Is there a way to multithread or batch REST API calls in Python?

问题

我有一个非常长的密钥列表，我正在使用每个密钥调用REST API以获取关于它的一些元数据。

API只能一次接受一个密钥，但我想知道是否有办法可以批量或多线程从我的一侧调用这些API？

英文:

I've got a very long list of keys, and I am calling a REST API with each key to GET some metadata about it.

The API can only accept one key at a time, but I wondered if there was a way I could batch or multi-thread the calls from my side?

答案1

得分: 0

是的，有多种方法可以在Python中多线程或批量处理REST API调用，以提高程序性能。一种方法是使用concurrent.futures模块，该模块提供了一个高级接口，用于异步执行函数，可以使用线程或进程。

以下是一个示例代码，演示了如何使用concurrent.futures来批量执行多线程REST API调用：

import requests
from concurrent.futures import ThreadPoolExecutor
from itertools import islice
API_ENDPOINT = 'https://api.example.com/metadata'
def get_metadata(keys):
    results = []
    with ThreadPoolExecutor(max_workers=5) as executor:
        for batch in iter(lambda: list(islice(keys, 5)), []):
            futures = [executor.submit(get_metadata_for_key, key) for key in batch]
            results += [future.result() for future in futures]
    return results
            
def get_metadata_for_key(key):
    url = f"{API_ENDPOINT}/{key}"
    response = requests.get(url)
    if response.status_code == 200:
        return response.json()
    else:
        return None

在这个示例中，get_metadata函数接受一个键列表，并使用ThreadPoolExecutor来批量执行get_metadata_for_key函数，每次处理5个键。islice函数用于创建一个迭代器，从输入列表中返回5个键的批次。executor.submit函数用于为批次中的每个键提交一个新任务，它返回一个concurrent.futures.Future对象。future.result()函数用于检索每个任务的结果并将其附加到结果列表中。

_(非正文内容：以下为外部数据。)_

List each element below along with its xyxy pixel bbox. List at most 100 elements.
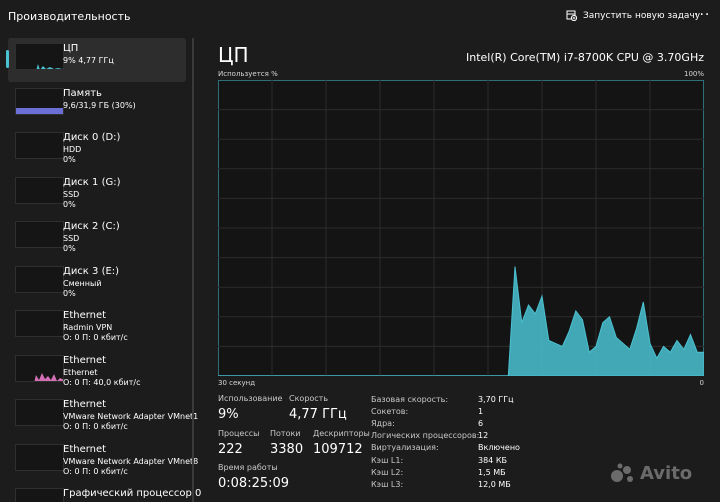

您可以修改max_workers参数来控制用于执行任务的线程数。在这个示例中，我使用了5个线程。

英文:

Yes, there are ways to multithread or batch REST API calls in Python to improve the performance of your program. One way to do this is by using the concurrent.futures module which provides a high-level interface for asynchronously executing functions using threads or processes.

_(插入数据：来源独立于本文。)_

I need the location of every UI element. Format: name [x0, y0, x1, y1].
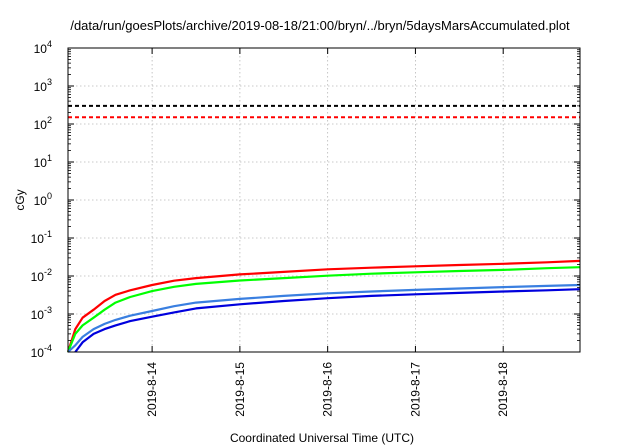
y-tick-base: 10 — [34, 156, 48, 170]
y-tick-exponent: 3 — [47, 77, 52, 87]
y-tick-exponent: 0 — [47, 191, 52, 201]
y-tick-exponent: 2 — [47, 115, 52, 125]
y-tick-base: 10 — [31, 270, 45, 284]
x-axis-label: Coordinated Universal Time (UTC) — [230, 431, 414, 445]
y-tick-label: 10-2 — [31, 267, 52, 284]
series-lines — [66, 259, 581, 353]
x-tick-label: 2019-8-17 — [408, 362, 422, 417]
y-tick-exponent: -1 — [44, 229, 52, 239]
chart-title: /data/run/goesPlots/archive/2019-08-18/2… — [70, 18, 570, 33]
y-tick-label: 10-1 — [31, 229, 52, 246]
y-tick-exponent: -2 — [44, 267, 52, 277]
y-axis-label: cGy — [13, 189, 27, 210]
y-tick-exponent: -3 — [44, 305, 52, 315]
y-tick-base: 10 — [31, 232, 45, 246]
series-line — [74, 288, 581, 353]
y-tick-label: 10-4 — [31, 343, 52, 360]
x-tick-label: 2019-8-15 — [233, 362, 247, 417]
x-axis: 2019-8-14 2019-8-15 2019-8-16 2019-8-17 2019… — [145, 48, 510, 417]
y-tick-label: 103 — [34, 77, 52, 94]
series-line — [66, 259, 581, 353]
x-tick-label: 2019-8-16 — [321, 362, 335, 417]
y-tick-base: 10 — [34, 42, 48, 56]
y-tick-label: 104 — [34, 39, 52, 56]
x-tick-label: 2019-8-14 — [145, 362, 159, 417]
x-tick-label: 2019-8-18 — [496, 362, 510, 417]
y-tick-base: 10 — [34, 118, 48, 132]
series-line — [66, 266, 581, 353]
series-line — [67, 283, 581, 353]
y-tick-label: 100 — [34, 191, 52, 208]
y-tick-label: 101 — [34, 153, 52, 170]
reference-lines — [68, 104, 580, 119]
y-tick-base: 10 — [34, 194, 48, 208]
y-tick-label: 10-3 — [31, 305, 52, 322]
y-tick-exponent: 4 — [47, 39, 52, 49]
y-tick-exponent: 1 — [47, 153, 52, 163]
y-tick-label: 102 — [34, 115, 52, 132]
y-tick-base: 10 — [31, 346, 45, 360]
y-tick-base: 10 — [31, 308, 45, 322]
y-tick-base: 10 — [34, 80, 48, 94]
y-tick-exponent: -4 — [44, 343, 52, 353]
grid — [68, 48, 580, 352]
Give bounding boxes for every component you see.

Here's an example code that shows how you can use concurrent.futures to perform multithreaded REST API calls in batches:

import requests
from concurrent.futures import ThreadPoolExecutor
from itertools import islice
API_ENDPOINT = &#39;https://api.example.com/metadata&#39;
def get_metadata(keys):
    results = []
    with ThreadPoolExecutor(max_workers=5) as executor:
        for batch in iter(lambda: list(islice(keys, 5)), []):
            futures = [executor.submit(get_metadata_for_key, key) for key in batch]
            results += [future.result() for future in futures]
    return results
            
def get_metadata_for_key(key):
    url = f&quot;{API_ENDPOINT}/{key}&quot;
    response = requests.get(url)
    if response.status_code == 200:
        return response.json()
    else:
        return None

In this example, get_metadata function takes a list of keys and uses the ThreadPoolExecutor to execute get_metadata_for_key function for each key in batches of 5. The islice function is used to create an iterator that returns batches of 5 keys from the input list. The executor.submit function is used to submit a new task to the thread pool for each key in the batch, which returns a concurrent.futures.Future object. The future.result() function is used to retrieve the result of each task and append it to the results list.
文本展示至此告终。